La messa in scena di “Alcina” di Georg F. Händel alla Scala (dal 10 al 27 marzo) è evento importante sia perché delle 40 opera e dei 30 oratori del sassone per la scena si tratta di lavoro mai rappresentato in forma scenica nel nostro Paese – ed in effetti praticamente ignoto (nonostante cinque esecuzioni in forma di concerto alla Scala nel 1985) sino ad uno strepitoso allestimento al Printzregentheater di Monaco nel 2005- sia poiché il barocco non è tra i generi preferiti dal maggior teatro d’opera milanese. La produzione viene dall’Opéra di Parigi; la regia è firmata di Robert Carsen; le scene ed i costumi da Tobias Hoheisel ; la direzione musicale da Giovanni Antonimi; il cast (Anja Harteros , Monica Bacelli, Kristina Hammarström, Patricia Petibon, Jeremy Ovenden, Alastair Miles) è in gran misura quello parigino. La messa in scena è, senza dubbio, la celebrazione della Scala per i 250 anni dalla morte di Händel. Tuttavia, più che della ricorrenza, e di altri composizioni händeliane in Italia in questo anno 2009, è importante soffermarsi su un tema già accennato sul “Dom” circa un anno e mezzo fa (in occasione della messa in scena, a Rimini, dell’oratorio profano “Il trionfo del tempo e del disinganno”): come mai Händel, autore di complicate macchine barocche oltre due secoli e mezzo fa, piace tanto al pubblico giovane?
La domanda sorse non tanto in seno alla britannica Händel Society, dove ogni anno si organizza un festival sempre più affollato da pubblico trentenne, o a Washington, dove periodicamente il Kennedy Center esegue, in versione da concerto, opere e oratori del sassone, quanto a Zurigo proprio in occasione della produzione (in scene e costumi moderni) “Il trionfo del tempo e del disinganno”, una scelta fatta per ragioni di budget (solamente 4 personaggi).
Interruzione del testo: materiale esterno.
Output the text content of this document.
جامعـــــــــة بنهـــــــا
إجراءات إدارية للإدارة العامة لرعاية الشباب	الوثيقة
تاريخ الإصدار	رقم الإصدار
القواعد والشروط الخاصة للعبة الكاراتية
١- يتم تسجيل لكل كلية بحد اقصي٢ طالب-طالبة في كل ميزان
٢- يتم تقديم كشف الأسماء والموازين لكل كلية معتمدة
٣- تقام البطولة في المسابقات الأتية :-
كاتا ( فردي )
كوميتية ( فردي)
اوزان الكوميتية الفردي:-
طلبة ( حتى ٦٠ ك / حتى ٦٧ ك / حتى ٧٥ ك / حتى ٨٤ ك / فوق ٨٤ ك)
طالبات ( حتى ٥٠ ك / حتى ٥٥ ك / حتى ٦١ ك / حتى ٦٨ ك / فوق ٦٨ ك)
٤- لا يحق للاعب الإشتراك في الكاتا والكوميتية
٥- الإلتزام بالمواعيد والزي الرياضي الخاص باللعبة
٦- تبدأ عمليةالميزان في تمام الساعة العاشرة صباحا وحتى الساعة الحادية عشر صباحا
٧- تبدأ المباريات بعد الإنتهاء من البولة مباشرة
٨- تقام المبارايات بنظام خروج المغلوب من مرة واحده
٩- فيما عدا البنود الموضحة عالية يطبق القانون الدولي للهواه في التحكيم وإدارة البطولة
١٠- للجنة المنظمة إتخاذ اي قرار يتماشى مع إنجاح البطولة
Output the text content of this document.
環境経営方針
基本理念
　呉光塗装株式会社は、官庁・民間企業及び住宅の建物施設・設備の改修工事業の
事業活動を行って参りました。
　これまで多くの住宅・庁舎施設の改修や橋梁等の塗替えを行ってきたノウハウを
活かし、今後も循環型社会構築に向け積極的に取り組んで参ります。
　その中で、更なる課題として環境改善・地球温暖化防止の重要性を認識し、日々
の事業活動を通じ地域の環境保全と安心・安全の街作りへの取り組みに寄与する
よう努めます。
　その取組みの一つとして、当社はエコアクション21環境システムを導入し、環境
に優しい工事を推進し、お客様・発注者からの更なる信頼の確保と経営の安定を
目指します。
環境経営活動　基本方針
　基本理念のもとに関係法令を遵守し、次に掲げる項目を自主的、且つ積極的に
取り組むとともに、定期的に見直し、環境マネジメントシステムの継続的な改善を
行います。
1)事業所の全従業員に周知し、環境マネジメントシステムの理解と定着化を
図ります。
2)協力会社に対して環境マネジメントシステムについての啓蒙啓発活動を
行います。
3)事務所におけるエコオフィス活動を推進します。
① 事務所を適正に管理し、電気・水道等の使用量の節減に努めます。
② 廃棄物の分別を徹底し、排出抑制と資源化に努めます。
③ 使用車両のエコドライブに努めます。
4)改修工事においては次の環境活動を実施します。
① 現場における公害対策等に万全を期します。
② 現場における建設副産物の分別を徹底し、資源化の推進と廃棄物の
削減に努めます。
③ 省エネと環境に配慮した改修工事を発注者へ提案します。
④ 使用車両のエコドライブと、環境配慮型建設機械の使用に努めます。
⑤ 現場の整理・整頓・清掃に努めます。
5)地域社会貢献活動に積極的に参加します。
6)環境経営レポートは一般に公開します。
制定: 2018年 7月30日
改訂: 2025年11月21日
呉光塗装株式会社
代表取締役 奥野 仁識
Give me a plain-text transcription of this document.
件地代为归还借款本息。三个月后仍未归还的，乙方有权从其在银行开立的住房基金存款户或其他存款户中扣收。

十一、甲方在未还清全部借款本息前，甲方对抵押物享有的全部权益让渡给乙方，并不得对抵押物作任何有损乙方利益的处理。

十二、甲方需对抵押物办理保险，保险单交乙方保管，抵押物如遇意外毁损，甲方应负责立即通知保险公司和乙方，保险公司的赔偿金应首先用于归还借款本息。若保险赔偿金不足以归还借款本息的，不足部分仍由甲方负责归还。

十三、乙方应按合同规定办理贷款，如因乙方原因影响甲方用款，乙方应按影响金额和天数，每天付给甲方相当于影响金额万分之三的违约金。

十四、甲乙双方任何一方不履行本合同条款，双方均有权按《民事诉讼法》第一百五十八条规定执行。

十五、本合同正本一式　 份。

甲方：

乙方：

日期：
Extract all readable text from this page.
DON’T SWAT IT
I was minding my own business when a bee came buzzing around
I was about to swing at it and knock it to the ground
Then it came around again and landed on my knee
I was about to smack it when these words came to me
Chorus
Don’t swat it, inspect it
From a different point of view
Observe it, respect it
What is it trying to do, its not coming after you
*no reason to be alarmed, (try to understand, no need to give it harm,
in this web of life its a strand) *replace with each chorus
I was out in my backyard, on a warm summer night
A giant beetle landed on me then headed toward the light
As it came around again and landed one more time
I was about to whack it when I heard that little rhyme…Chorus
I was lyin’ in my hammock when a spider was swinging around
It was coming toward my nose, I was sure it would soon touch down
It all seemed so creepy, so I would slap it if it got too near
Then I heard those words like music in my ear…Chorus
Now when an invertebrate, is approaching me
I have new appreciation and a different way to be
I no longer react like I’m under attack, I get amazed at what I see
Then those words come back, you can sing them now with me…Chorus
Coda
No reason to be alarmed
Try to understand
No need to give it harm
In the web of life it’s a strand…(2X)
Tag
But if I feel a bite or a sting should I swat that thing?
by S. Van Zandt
Concepito come un’allegoria morale nella Roma settecentesca per essere eseguita al termine di banchetti cardinalizi, il lavoro veniva letto come una storia di single e di coppie tale da toccare particolarmente le corde delle giovani generazioni di oggi.
“Alcina” è molto differente da “Il trionfo del tempo e del disinganno”. Composta nel 1735 completa la triologia ariosteca di Händel (con le precedenti “Orlando” ed “Ariodante”, tratte anch’esse dall’”Orlando Furioso”). Ha un intreccio complesso di magie, tradimenti, battaglie, cacce, con l’inserimento di balletti. Venne modulata su un cast vocale eccezionale – in primo luogo il castrato Giovanni Carestini per il ruolo del protagonista Ruggiero. Era destinata al Covent Garden, aperto solo tre anni prima ed attrezzato con le più moderne macchine sceniche dell’epoca. Cosa può interessare ai giovani di oggi un intrigo di imbrogli tra cavalieri, fattucchiere e mori sulla via della prima crociata? Probabilmente l’intreccio (nonostante l’apprezzabile libretto di Antonio Fanzaglia) interessava poco allo stesso Händel, il quale del resto non intendeva scrivere musica d’accompagnamento ad un “colossal” spettacolare. La versione scenica di Parigi (come d’altronde quella del 2005 a Monaco) fa piazza pulita di castelli, foreste, montagne e paladini. In Baviera, la vicenda veniva portata dal regista Christof Loy, alla prima metà del Settecento. Robert Carsen la trasferisce ai giorni d’oggi. Priva di orpelli, quindi, tratta di intrecci e scambi di coppie, d’incerti orientamenti sessuali (una delle protagoniste travestita da uomo per meglio correre alla ricerca del finanza rischia di essere sedotta dalla Fata Morgana), ed anche –perché no? – del successo del bene (inteso come schiettezza e trasparenza) sul male (visto come doppiezza). Jűrgen Schlädler, esperto tedesco di teatro in musica, sostiene che ciò che conta non è la fiabesca struttura ariostesca quanto “il messaggio sotto la cute che il gioco psicologicoi dei protagonisti trasmette” (al pubblico- n.d.r). E’ questa “vita interiore”, sempre secondo Schlädler che attira il pubblico odierno, specialmente quello giovane, ad un barocco la cui fine era stata decretata più di 200 anni fa. Si erano sbagliati.